Oftalmologia
Hipermetropia: o que é, sintomas e como corrigir a visão
A Hipermetropia é um problema de visão que dificulta enxergar objetos próximos com nitidez. Muito comum em crianças e...
A cirurgia de catarata é o procedimento oftalmológico mais realizado no Brasil e um dos mais consolidados da medicina. Catarata é a opacificação do cristalino, a lente natural do olho, que deixa a visão embaçada, reduz o contraste e aumenta o ofuscamento com luzes. Na maioria dos casos decorre do envelhecimento natural dessa lente.

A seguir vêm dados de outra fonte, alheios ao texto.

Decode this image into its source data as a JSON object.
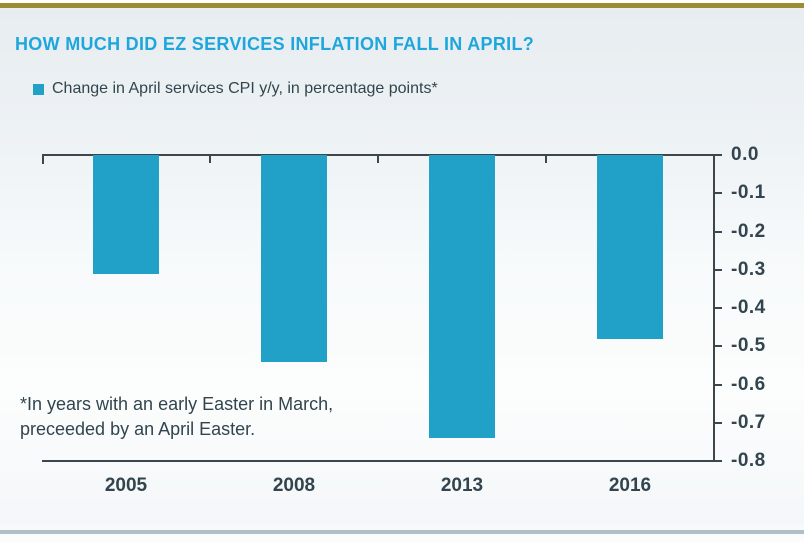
{
  "page": {
    "title": "HOW MUCH DID EZ SERVICES INFLATION FALL IN APRIL?"
  },
  "legend": {
    "label": "Change in April services CPI y/y, in percentage points*"
  },
  "footnote": {
    "line1": "*In years with an early Easter in March,",
    "line2": "preceeded by an April Easter."
  },
  "colors": {
    "title_blue": "#1ea7dc",
    "bar_teal": "#21a0c8",
    "text_dark": "#32454e",
    "axis": "#3b474d",
    "gold_rule": "#9b8d33",
    "bottom_divider": "#b3bfc7"
  },
  "chart_data": {
    "type": "bar",
    "title": "HOW MUCH DID EZ SERVICES INFLATION FALL IN APRIL?",
    "legend_entries": [
      "Change in April services CPI y/y, in percentage points*"
    ],
    "legend_position": "top-left",
    "categories": [
      "2005",
      "2008",
      "2013",
      "2016"
    ],
    "values": [
      -0.31,
      -0.54,
      -0.74,
      -0.48
    ],
    "xlabel": "",
    "ylabel": "",
    "ylim": [
      -0.8,
      0.0
    ],
    "yticks": [
      "0.0",
      "-0.1",
      "-0.2",
      "-0.3",
      "-0.4",
      "-0.5",
      "-0.6",
      "-0.7",
      "-0.8"
    ],
    "y_axis_side": "right",
    "grid": false,
    "bar_color": "#21a0c8",
    "annotation": "*In years with an early Easter in March, preceeded by an April Easter."
  }
}
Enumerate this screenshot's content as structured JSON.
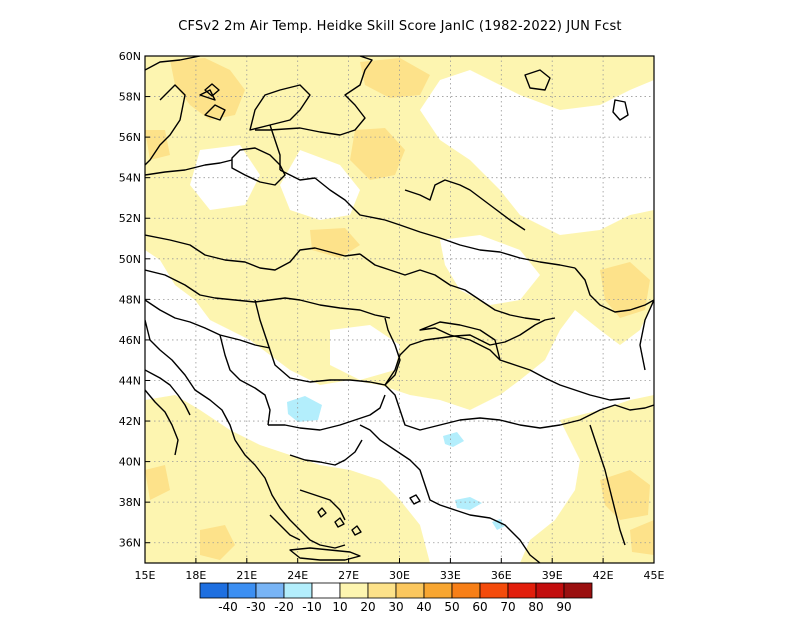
{
  "title": "CFSv2  2m Air Temp. Heidke Skill Score JanIC (1982-2022) JUN Fcst",
  "map": {
    "lon_range": [
      15,
      45
    ],
    "lat_range": [
      35,
      60
    ],
    "grid": true,
    "x_ticks": [
      "15E",
      "18E",
      "21E",
      "24E",
      "27E",
      "30E",
      "33E",
      "36E",
      "39E",
      "42E",
      "45E"
    ],
    "y_ticks": [
      "36N",
      "38N",
      "40N",
      "42N",
      "44N",
      "46N",
      "48N",
      "50N",
      "52N",
      "54N",
      "56N",
      "58N",
      "60N"
    ]
  },
  "colorbar": {
    "colors": [
      "#1e6fe0",
      "#3c8ff2",
      "#78b4f5",
      "#b3eefc",
      "#ffffff",
      "#fdf5b0",
      "#fde28a",
      "#fbc75e",
      "#f8a631",
      "#f77f17",
      "#f44b0b",
      "#e21e0b",
      "#c20d0d",
      "#9a0f0f"
    ],
    "labels": [
      "-40",
      "-30",
      "-20",
      "-10",
      "10",
      "20",
      "30",
      "40",
      "50",
      "60",
      "70",
      "80",
      "90"
    ]
  },
  "palette": {
    "light_yellow": "#fdf5b0",
    "yellow": "#fde28a",
    "light_cyan": "#b3eefc"
  }
}
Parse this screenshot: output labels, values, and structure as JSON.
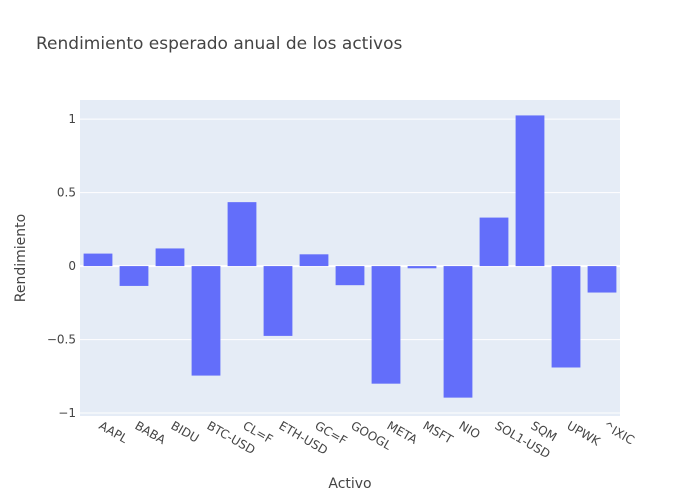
{
  "chart_data": {
    "type": "bar",
    "title": "Rendimiento esperado anual de los activos",
    "xlabel": "Activo",
    "ylabel": "Rendimiento",
    "categories": [
      "AAPL",
      "BABA",
      "BIDU",
      "BTC-USD",
      "CL=F",
      "ETH-USD",
      "GC=F",
      "GOOGL",
      "META",
      "MSFT",
      "NIO",
      "SOL1-USD",
      "SQM",
      "UPWK",
      "^IXIC"
    ],
    "values": [
      0.085,
      -0.135,
      0.12,
      -0.745,
      0.435,
      -0.475,
      0.08,
      -0.13,
      -0.8,
      -0.015,
      -0.895,
      0.33,
      1.025,
      -0.69,
      -0.18
    ],
    "ylim": [
      -1.02,
      1.13
    ],
    "yticks": [
      -1,
      -0.5,
      0,
      0.5,
      1
    ],
    "ytick_labels": [
      "−1",
      "−0.5",
      "0",
      "0.5",
      "1"
    ],
    "grid": true,
    "bar_color": "#636efa",
    "plot_bg": "#e5ecf6"
  }
}
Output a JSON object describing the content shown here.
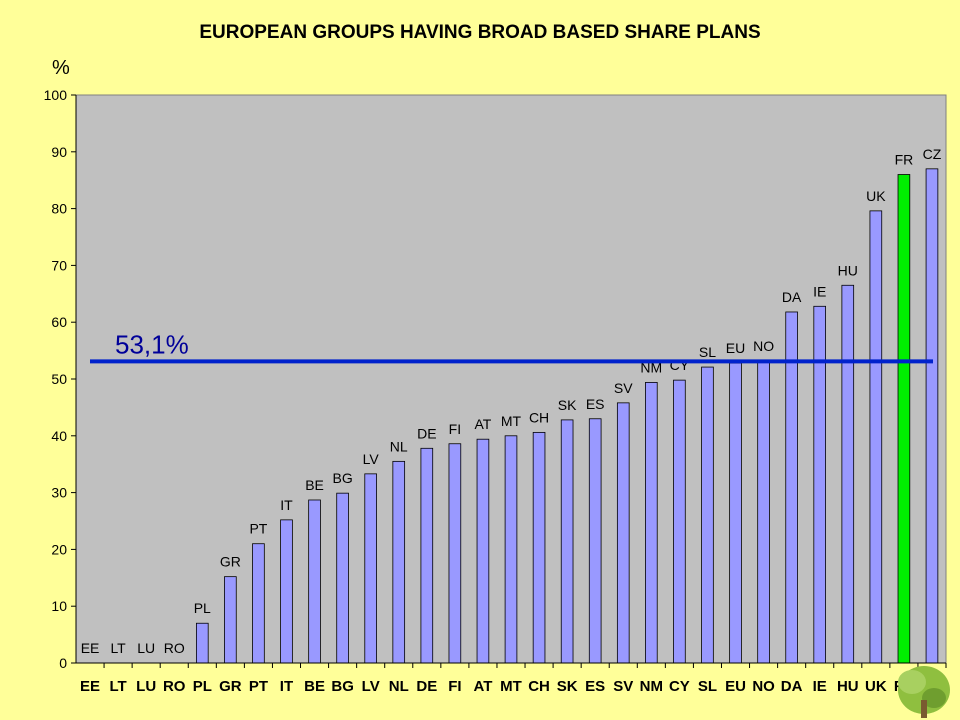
{
  "chart_data": {
    "type": "bar",
    "title": "EUROPEAN GROUPS HAVING BROAD BASED SHARE PLANS",
    "ylabel": "%",
    "xlabel": "",
    "ylim": [
      0,
      100
    ],
    "yticks": [
      0,
      10,
      20,
      30,
      40,
      50,
      60,
      70,
      80,
      90,
      100
    ],
    "grid": false,
    "categories": [
      "EE",
      "LT",
      "LU",
      "RO",
      "PL",
      "GR",
      "PT",
      "IT",
      "BE",
      "BG",
      "LV",
      "NL",
      "DE",
      "FI",
      "AT",
      "MT",
      "CH",
      "SK",
      "ES",
      "SV",
      "NM",
      "CY",
      "SL",
      "EU",
      "NO",
      "DA",
      "IE",
      "HU",
      "UK",
      "FR",
      "CZ"
    ],
    "values": [
      0,
      0,
      0,
      0,
      7,
      15.2,
      21,
      25.2,
      28.7,
      29.9,
      33.3,
      35.5,
      37.8,
      38.6,
      39.4,
      40,
      40.6,
      42.8,
      43,
      45.8,
      49.4,
      49.8,
      52.1,
      52.8,
      53.2,
      61.8,
      62.8,
      66.5,
      79.6,
      86,
      87
    ],
    "bar_color": "#9999ff",
    "highlight": {
      "category": "FR",
      "color": "#00ee00"
    },
    "reference_line": {
      "value": 53.1,
      "label": "53,1%",
      "color": "#0022cc"
    },
    "plot_background": "#c0c0c0",
    "page_background": "#ffff99"
  }
}
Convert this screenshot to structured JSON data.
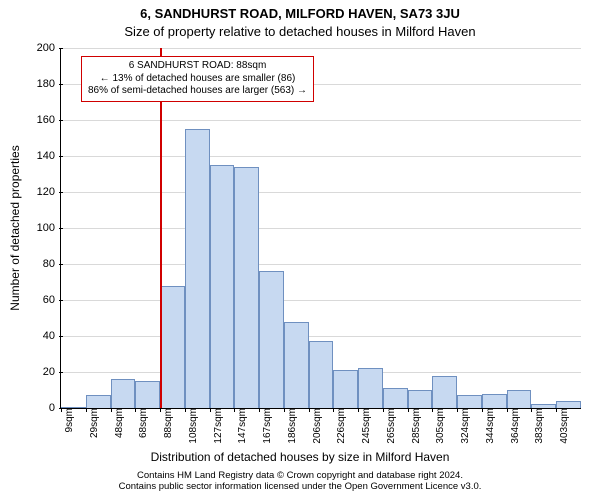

A escala do procedimento explica sua importância. Segundo a pesquisa Demografia Médica no Brasil 2025, conduzida pela USP em parceria com a Associação Médica Brasileira e o Ministério da Saúde, foram realizados 1,8 milhão de procedimentos de catarata no país em 2024, dos quais 64% pelo SUS.
A seguir, quando a cirurgia é indicada, como ela é feita, como funciona a recuperação, quais riscos existem e como acessar o procedimento pela rede pública ou pelo plano.
A indicação surge quando a catarata começa a atrapalhar atividades da rotina — ler, dirigir, reconhecer rostos, descer escadas, caminhar em ambiente com pouca luz. Não é preciso esperar a catarata “amadurecer”: as técnicas atuais permitem operar antes da evolução avançada, e o adiamento não traz benefício.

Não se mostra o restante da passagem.